This weekend there will be an event with lots of buzz, a sellout crowd, fans from all over the world tuning in, passionate supporters of the athletes buying up thousands of dollars in merchandise and brands looking to engage a core base of loyalists who spend money to support and activate against their brands. And then there will also be the Super Bowl in Miami.
The event we are referring to is UFC 109, which will take place at the Mandalay Events Center Saturday night in Las Vegas, and has become a great alternative for those who love football, but may love Mixed Martial Arts just as much or even more.
While there is still more than a little contention over how "hot" professional Mixed Martial Arts is as a sport, one thing is for sure, the UFC as an experiential brand, is certainly very hot and very active for the men's demo. That will be in full view again Saturday, both in Vegas on one of the biggest wagering weekends of the year and for all those who will but Saturday night's Pay-per-view. The event will feature a number of rising stars on the undercard, but will cap off the night with two of the UFC's biggest veteran draws, Randy Couture and Mark Coleman, meeting in the main bout. So what's the buzz all about?
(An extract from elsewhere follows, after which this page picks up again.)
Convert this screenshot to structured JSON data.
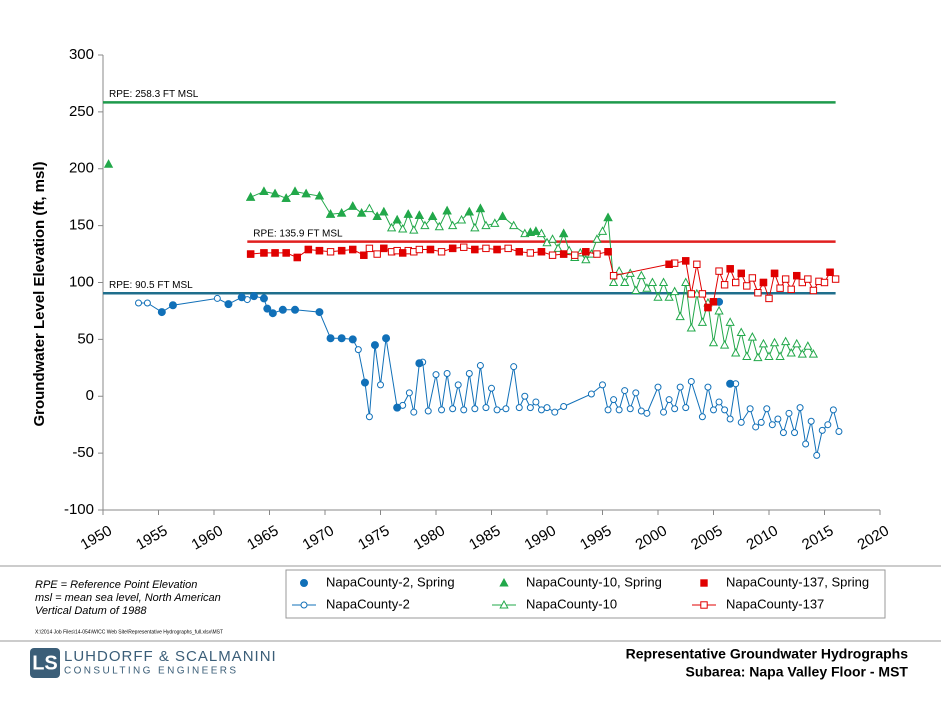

The experiential brand the UFC has created for professional fighting is what is the base of the draw. The pay per view and attendance, carefully crafted by UFC head Dana White and his team, is fueled by the free cable TV model with Spike TV and their "Ultimate Fighter" cornerstone show, as well as their World Extreme Cage Fighting cards on VERSUS. Those platforms create the UFC promotional tool for their athletes. The UFC branding is consistent, and unlike many sports, they know how to speak right to their core fan and keep him and her motivated and engaged. When the UFC show goes on the road from their Las Vegas stronghold, they are able to pull in the casual fan to come and see what the excitement is all about. That's how the experience and the spectacle works, and how it will make Las Vegas a huge hub of activity this weekend. From UFC-branded poker events to club after parties, the fan will be interested, engaged and immersed in the UFC lifestyle all weekend long. At least until Sunday night's Super Bowl kickoff.
So with all the buzz and brand building the UFC has done, can the sport of Mixed Martial Arts grow as well? The question is TBD. Californian Scott Coker and his Strikeforce brand have succeeded in a regional draw and in keeping CBS and Showtime interested, but the brand has not dislodged or competed directly with the UFC, and many people feel that in order for the sport to grow you need two vibrant brands to push competition and interest. Now we know that is not true of the NFL, where many competitors have come and gone, so maybe the critical mass needed for growth can be achieved just by the UFC.
The other issue is that MMA is a lifestyle sport at its core, a training sport. That is where the growth is really taking place at the local level, and no one has been able to find an effective way to harness the branding and dollar power of all those participants. Many have tried, even the UFC has now opened their own branded gyms in California, but none have yet succeeded. The conversion of young participants in a lifestyle sport to be followers of the professional side is generational, and in today's world of instant ROI, can be difficult to find. Soccer, with its well organized millions of kids still is making the transition to have those young people watch and follow the professional side after 15 years, and it may take MMA at least that long to do the same.
There is also the issue of violence. While many may argue that MMA is no more violent than football or hockey, the amount of bloody injuries in an average MMA event is still much higher than any other sport, and to be honest, the blood gives MMA its edgy appeal for most of its core. The appeal has also caused some potential sponsors still to not move off the edge and into the sport, for fear of brand damage. Yes that is slowly changing, in great part due to the UFC and their TV partner Spike, but it is a slow conversion, especially in challenging times.
So will MMA be the sport of the future, and will this weekend in Las Vegas be yet another sign that the UFC can compete on the biggest stage and succeed? Maybe. The year 2010 for MMA will be all about realizing potential that has been developing. That includes increased sponsorship, television numbers, continued migration into mainstream programming, and the development of new stars, both in and out of the UFC. If that development is to be realized, then the sport can continue to morph into the mainstream. It will never have to really compete with the big team sports or even NASCAR per se, but the UFC can enter more into the talk for discretionary consumer and brand dollars, and if that continues to happen, then the possibilities are endless.